In Willpower: Rediscovering the Greatest Human Strength, a so-called “What the Hell” phenomenon is introduced. Deiters who already went over their daily calorie limit simply do not care any more for the rest of the day, because, what the hell, they are already foiled for the day. It is a very simple, but very powerful, excuse presented by the demon, to which our angel buddy does not have an effective couter-argument. Regardless you eat more or not, you will regret the same, because you already went over the line.
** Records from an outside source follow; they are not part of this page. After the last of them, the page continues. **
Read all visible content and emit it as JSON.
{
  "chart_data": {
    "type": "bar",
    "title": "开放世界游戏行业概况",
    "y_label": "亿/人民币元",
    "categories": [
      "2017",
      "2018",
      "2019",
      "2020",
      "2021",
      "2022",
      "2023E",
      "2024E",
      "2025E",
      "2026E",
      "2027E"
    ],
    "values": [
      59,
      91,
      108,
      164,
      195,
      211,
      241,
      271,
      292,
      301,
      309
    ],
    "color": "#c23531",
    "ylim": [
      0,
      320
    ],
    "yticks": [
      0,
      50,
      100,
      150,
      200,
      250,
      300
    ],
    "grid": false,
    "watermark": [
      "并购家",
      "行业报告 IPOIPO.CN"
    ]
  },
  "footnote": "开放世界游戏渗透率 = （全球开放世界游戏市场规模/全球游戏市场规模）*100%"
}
Here’s another interesting experiment. Two groups of students were kept hungry before coming to the experiment. One group of students were allowed to eat the chocolate cookies as much as they wanted. The other group was allowed only to eat raw, uncooked radishes, from a tray that contained both chocolate cookies and raw radishes. Many of the students in the latter group agonized over the presence of the cookies. Some looked at the cookies for a long time, before eating the radish. Some smelled at the cookies. Then, the two groups of students were tested to see how long they persist trying to solve an insolvable puzzle. The radish students, who already exhausted their willpower over the temptation of chocolate cookies, gave up the puzzle much sooner than the other group. Indeed, willpower is depleted as we use it. And I believe that this is the single biggest take-away from this book. We all know by our own experiences that we are most productive in the morning. Also, we often run really low on our tolerance level when we come home after a long tough day at the office.
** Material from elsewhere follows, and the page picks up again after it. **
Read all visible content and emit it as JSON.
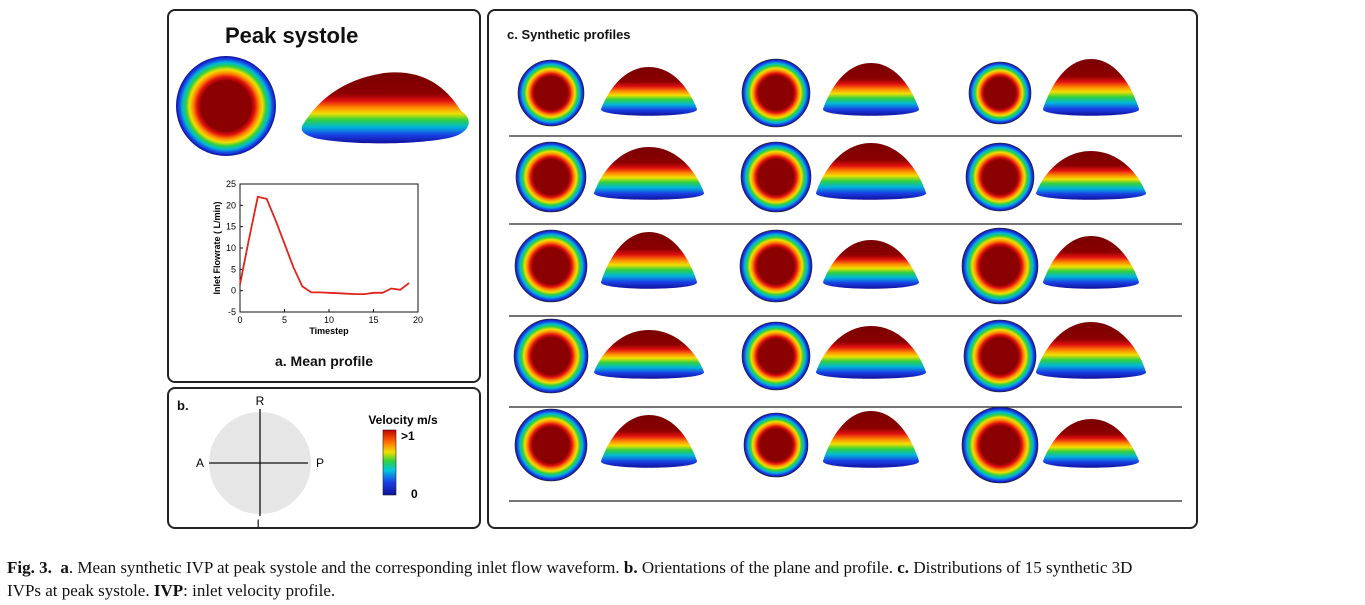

However, this great learning is quite disappointing. We use limited amount of willpower throughout the day, slowly being depleted till we become helpless. Does this mean that I must not exercise in the morning, if I face a big, willpower-draining task during the day? Not surprisingly, the authors say that willpower muscle can be enhanced through exercise like any other muscle. However, what they suggest do not sound too much convincing. (The arguments were so weak that I do not remember any exercise they recommended!)

I should say, however, that this book is a kind of sensation because I have seen so many articles and postings about this book. Furthermore, if we ever forget about everything this book tells us, perhaps we can remember one thing, which will help us in many different situations:

Do not test yourself to the extreme. You will ruin everything and regret.